Iuppiter proviendrait, selon les études linguistiques, d'une forme précédente *Iou-pater, elle-même dérivée de l'expression vocative composée proto-indo-européenne:

*dyēu-pəter 

que l'on pourrait traduire par:

"Oh Père Dieu du ciel".


Zeus (nominatif: Ζεύς / Zeús ; vocatif: Ζεῦ / Zeû ; accusatif: Δία / Día ; génitif: Διός / Diós ; datif: Διί / Dií) est la version grecque de la même racine proto-indo-européenne *dyeu- / *deywos, transmise par le grec ancien Ζεύς.

Mais en latin, *dyeu- / *deywos a également donné "deus": dieu.

Et nous retrouverons également trace de la racine originale dans le sanskrit द्यु dyu ("Dieu"), tout comme dans द्याउः (dyāu),"ciel lumineux".

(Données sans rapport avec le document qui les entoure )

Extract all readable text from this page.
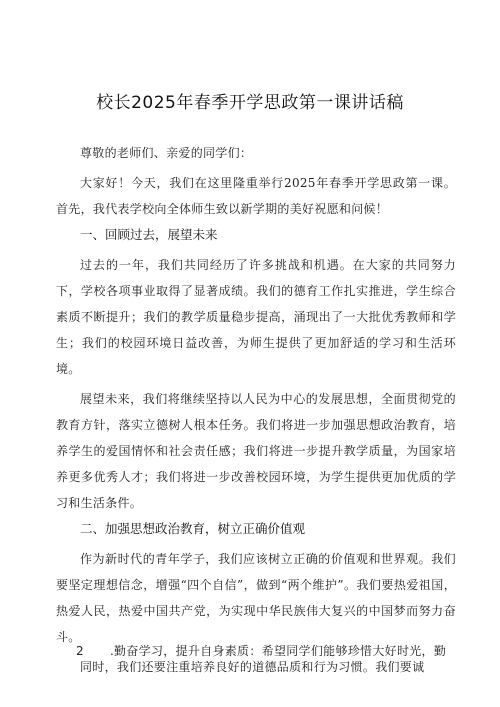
校长2025年春季开学思政第一课讲话稿

尊敬的老师们、亲爱的同学们：

大家好！今天，我们在这里隆重举行2025年春季开学思政第一课。首先，我代表学校向全体师生致以新学期的美好祝愿和问候！

一、回顾过去，展望未来

过去的一年，我们共同经历了许多挑战和机遇。在大家的共同努力下，学校各项事业取得了显著成绩。我们的德育工作扎实推进，学生综合素质不断提升；我们的教学质量稳步提高，涌现出了一大批优秀教师和学生；我们的校园环境日益改善，为师生提供了更加舒适的学习和生活环境。

展望未来，我们将继续坚持以人民为中心的发展思想，全面贯彻党的教育方针，落实立德树人根本任务。我们将进一步加强思想政治教育，培养学生的爱国情怀和社会责任感；我们将进一步提升教学质量，为国家培养更多优秀人才；我们将进一步改善校园环境，为学生提供更加优质的学习和生活条件。

二、加强思想政治教育，树立正确价值观

作为新时代的青年学子，我们应该树立正确的价值观和世界观。我们要坚定理想信念，增强“四个自信”，做到“两个维护”。我们要热爱祖国，热爱人民，热爱中国共产党，为实现中华民族伟大复兴的中国梦而努力奋斗。

同时，我们还要注重培养良好的道德品质和行为习惯。我们要诚

2 .勤奋学习，提升自身素质：希望同学们能够珍惜大好时光，勤
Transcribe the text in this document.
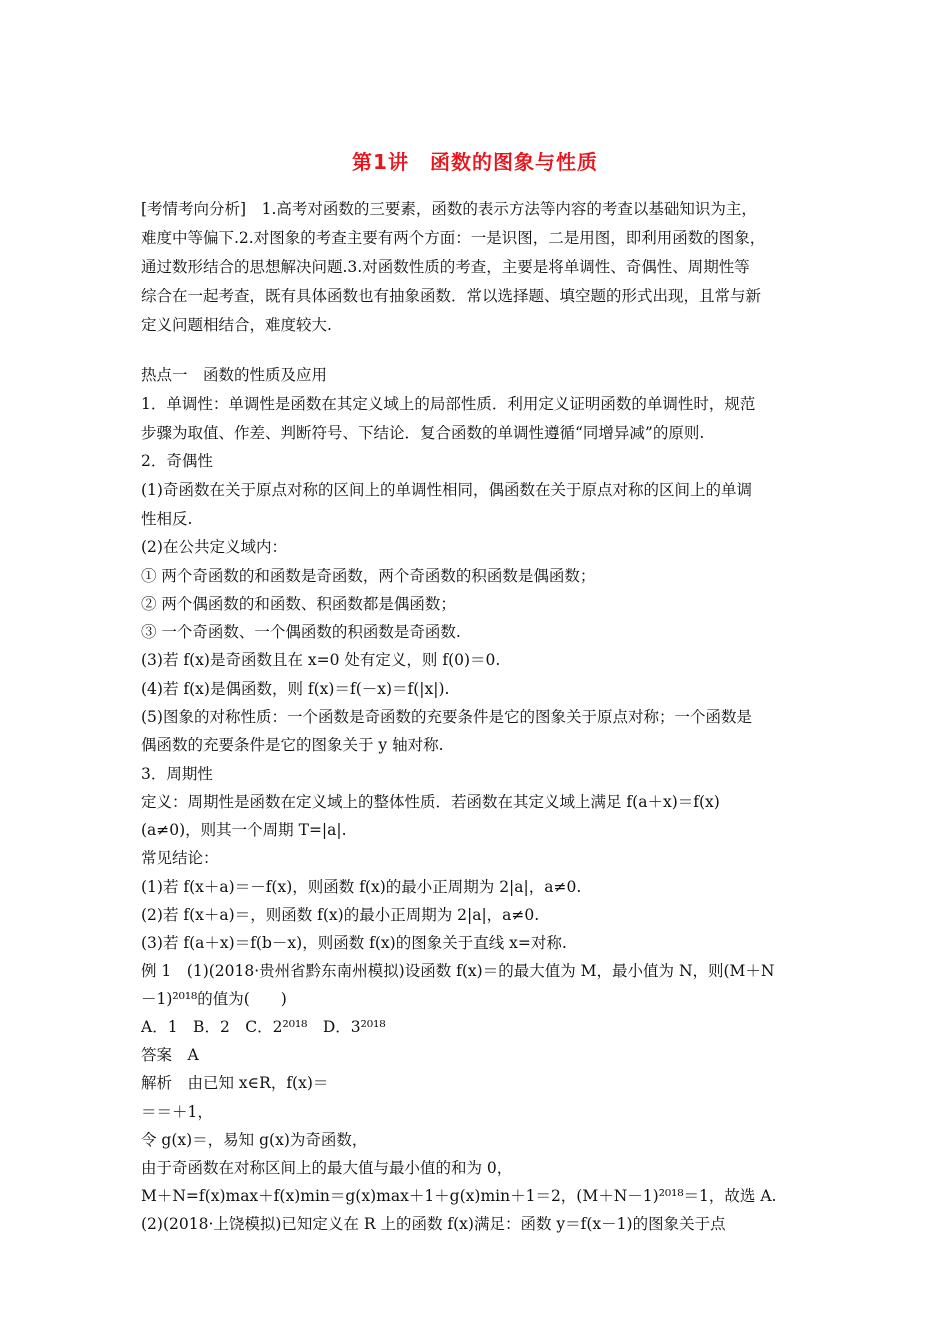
第1讲　函数的图象与性质
[考情考向分析]　1.高考对函数的三要素，函数的表示方法等内容的考查以基础知识为主，
难度中等偏下.2.对图象的考查主要有两个方面：一是识图，二是用图，即利用函数的图象，
通过数形结合的思想解决问题.3.对函数性质的考查，主要是将单调性、奇偶性、周期性等
综合在一起考查，既有具体函数也有抽象函数．常以选择题、填空题的形式出现，且常与新
定义问题相结合，难度较大.
热点一　函数的性质及应用
1．单调性：单调性是函数在其定义域上的局部性质．利用定义证明函数的单调性时，规范
步骤为取值、作差、判断符号、下结论．复合函数的单调性遵循“同增异减”的原则.
2．奇偶性
(1)奇函数在关于原点对称的区间上的单调性相同，偶函数在关于原点对称的区间上的单调
性相反.
(2)在公共定义域内：
① 两个奇函数的和函数是奇函数，两个奇函数的积函数是偶函数；
② 两个偶函数的和函数、积函数都是偶函数；
③ 一个奇函数、一个偶函数的积函数是奇函数.
(3)若 f(x)是奇函数且在 x=0 处有定义，则 f(0)＝0.
(4)若 f(x)是偶函数，则 f(x)＝f(－x)＝f(|x|).
(5)图象的对称性质：一个函数是奇函数的充要条件是它的图象关于原点对称；一个函数是
偶函数的充要条件是它的图象关于 y 轴对称.
3．周期性
定义：周期性是函数在定义域上的整体性质．若函数在其定义域上满足 f(a＋x)＝f(x)
(a≠0)，则其一个周期 T=|a|.
常见结论：
(1)若 f(x＋a)＝－f(x)，则函数 f(x)的最小正周期为 2|a|，a≠0.
(2)若 f(x＋a)＝，则函数 f(x)的最小正周期为 2|a|，a≠0.
(3)若 f(a＋x)＝f(b－x)，则函数 f(x)的图象关于直线 x=对称.
例 1　(1)(2018·贵州省黔东南州模拟)设函数 f(x)＝的最大值为 M，最小值为 N，则(M＋N
－1)²⁰¹⁸的值为(　　)
A．1　B．2　C．2²⁰¹⁸　D．3²⁰¹⁸
答案　A
解析　由已知 x∈R，f(x)＝
＝＝＋1，
令 g(x)＝，易知 g(x)为奇函数，
由于奇函数在对称区间上的最大值与最小值的和为 0，
M＋N=f(x)max＋f(x)min＝g(x)max＋1＋g(x)min＋1＝2，(M＋N－1)²⁰¹⁸＝1，故选 A.
(2)(2018·上饶模拟)已知定义在 R 上的函数 f(x)满足：函数 y＝f(x－1)的图象关于点
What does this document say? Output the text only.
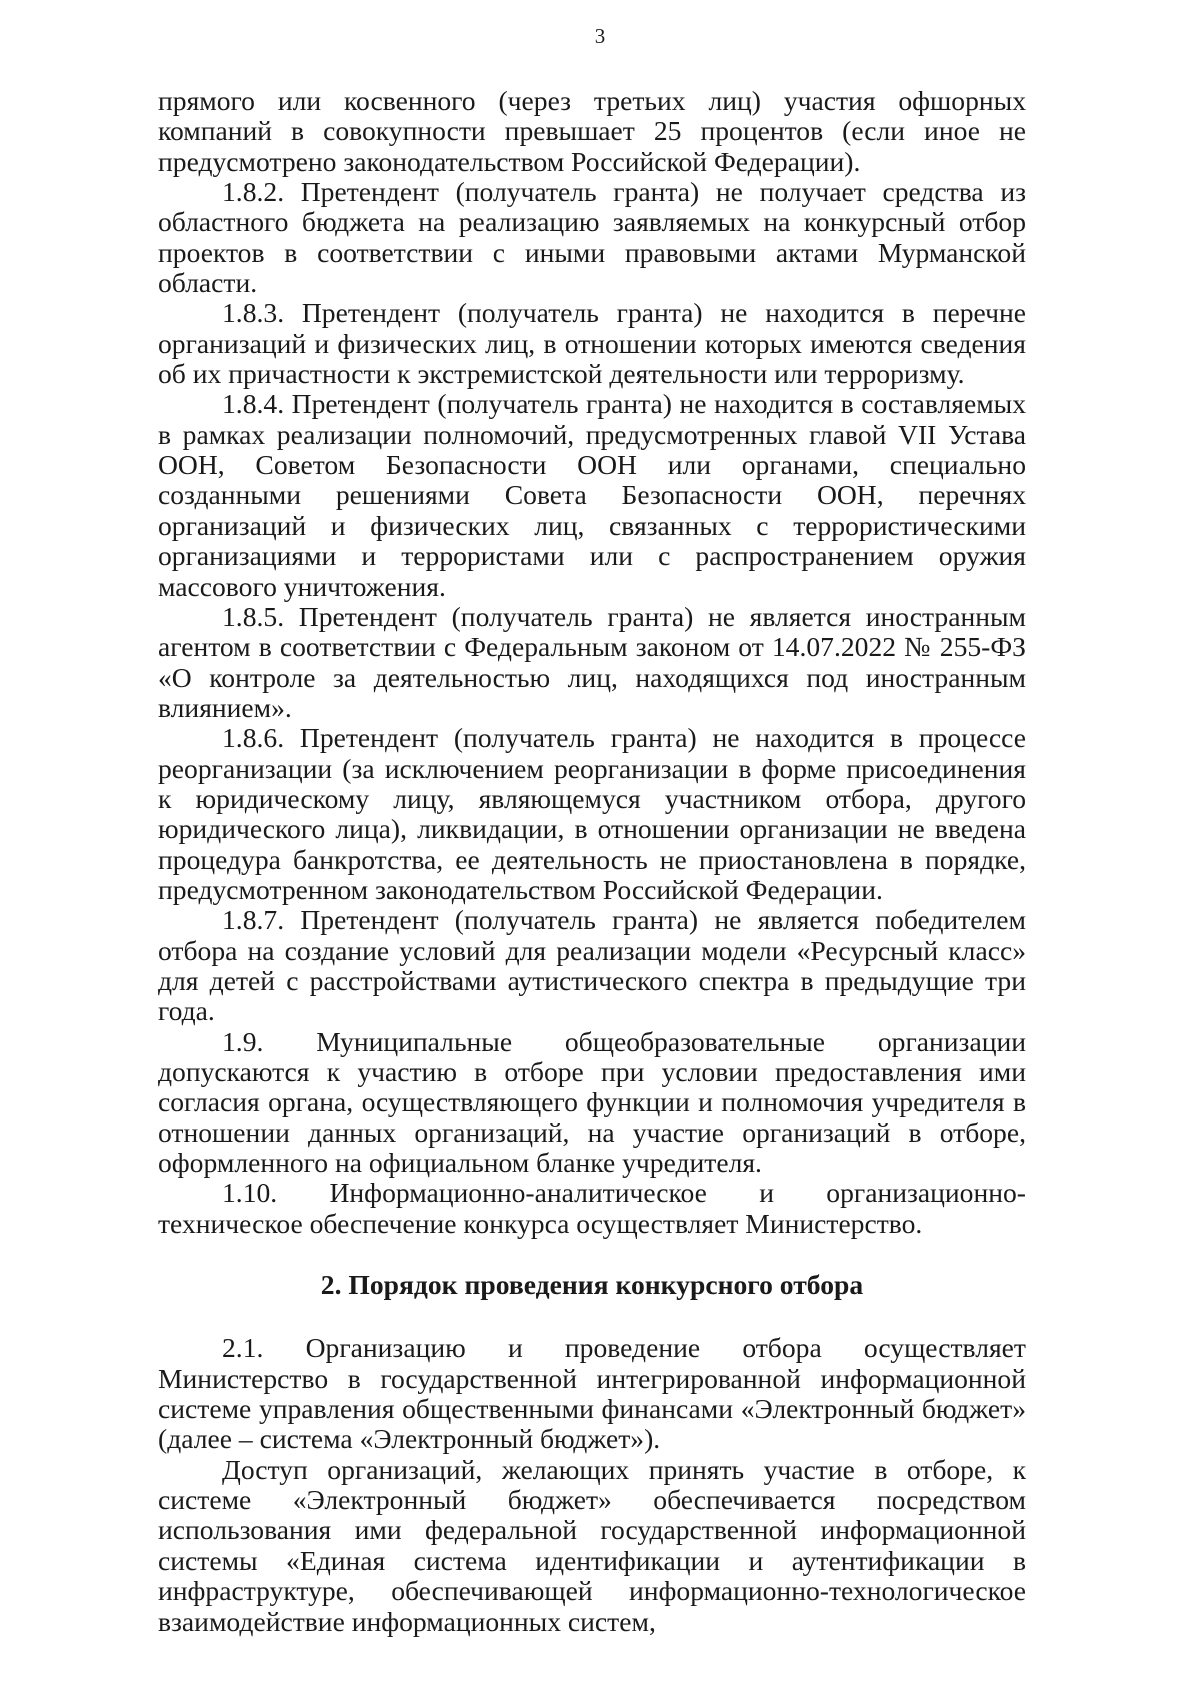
3

прямого или косвенного (через третьих лиц) участия офшорных компаний в совокупности превышает 25 процентов (если иное не предусмотрено законодательством Российской Федерации).

1.8.2. Претендент (получатель гранта) не получает средства из областного бюджета на реализацию заявляемых на конкурсный отбор проектов в соответствии с иными правовыми актами Мурманской области.

1.8.3. Претендент (получатель гранта) не находится в перечне организаций и физических лиц, в отношении которых имеются сведения об их причастности к экстремистской деятельности или терроризму.

1.8.4. Претендент (получатель гранта) не находится в составляемых в рамках реализации полномочий, предусмотренных главой VII Устава ООН, Советом Безопасности ООН или органами, специально созданными решениями Совета Безопасности ООН, перечнях организаций и физических лиц, связанных с террористическими организациями и террористами или с распространением оружия массового уничтожения.

1.8.5. Претендент (получатель гранта) не является иностранным агентом в соответствии с Федеральным законом от 14.07.2022 № 255-ФЗ «О контроле за деятельностью лиц, находящихся под иностранным влиянием».

1.8.6. Претендент (получатель гранта) не находится в процессе реорганизации (за исключением реорганизации в форме присоединения к юридическому лицу, являющемуся участником отбора, другого юридического лица), ликвидации, в отношении организации не введена процедура банкротства, ее деятельность не приостановлена в порядке, предусмотренном законодательством Российской Федерации.

1.8.7. Претендент (получатель гранта) не является победителем отбора на создание условий для реализации модели «Ресурсный класс» для детей с расстройствами аутистического спектра в предыдущие три года.

1.9. Муниципальные общеобразовательные организации допускаются к участию в отборе при условии предоставления ими согласия органа, осуществляющего функции и полномочия учредителя в отношении данных организаций, на участие организаций в отборе, оформленного на официальном бланке учредителя.

1.10. Информационно-аналитическое и организационно-техническое обеспечение конкурса осуществляет Министерство.

2. Порядок проведения конкурсного отбора

2.1. Организацию и проведение отбора осуществляет Министерство в государственной интегрированной информационной системе управления общественными финансами «Электронный бюджет» (далее – система «Электронный бюджет»).

Доступ организаций, желающих принять участие в отборе, к системе «Электронный бюджет» обеспечивается посредством использования ими федеральной государственной информационной системы «Единая система идентификации и аутентификации в инфраструктуре, обеспечивающей информационно-технологическое взаимодействие информационных систем,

En latin, toujours, *dyeu- a donné diēs: jour, journée (pensez à l'idée de clarté associée au jour, à la journée).

Il était de coutume, chez les Romains, de prêter serment, en Cour de Justice, en jurant par Jupiter.
Le "By Jove" de l'anglais Mortimer vient de là...
L'expression est à présent archaïque, mais toujours usitée.

Le nom "Jupiter" a bien entendu servi à baptiser la plus grande des planètes de notre système solaire.
Mais saviez-vous que l'adjectif "jovial" désignait à l'origine ceux qui étaient nés sous l'influence de la planète, réputés pour être gais, optimistes, plein d'entrain...

Jupiter


En français, nous lui devons bien évidemment...
dieu, déité, diva, divin... Mais diurne aussi!

Ou encore jour, journée, journal

Et jeudi!

Jeudi est un cas vraiment très particulier (peut-être même unique?)... car il s'agit d'un double dérivé de la même racine,*dyeu-, puisqu'il provient à la fois des latins Jovis ("Jupiter", dérivé en "jeu-") et dies ("jour", dérivé en "-di"), pour signifier "le jour de Jupiter".

Juillet - ça tombe bien non? - est le mois de Iulius (César), prénom qui originellement signifiait probablement "celui qui est descendu de Jupiter", ou encore "dévoué à Jupiter", basé sur Jovilius.

D'autres dérivés?

Deva est le mot sanskrit pour "divinité", tandis que devi, c'est la déesse...

Nanda Devi, la Déesse Joyeuse


Enfin, en anglais, le terme "dial" en est un descendant un peu curieux.
Dial, c'est le "cadran", to dial, c'est "composer un numéro de téléphone", par exemple ; c'est l'idée d'agir sur le cadran...
Tout simplement parce qu'à l'origine, quand on parlait du cadran dial, il s'agissait du sundial: le cadran solaire, qui devint plus tard le cadran de l'horloge; dial venant du latin diālis: journalier, ou relatif à la journée.



Joviale journée à toutes et tous, en ce mois divin!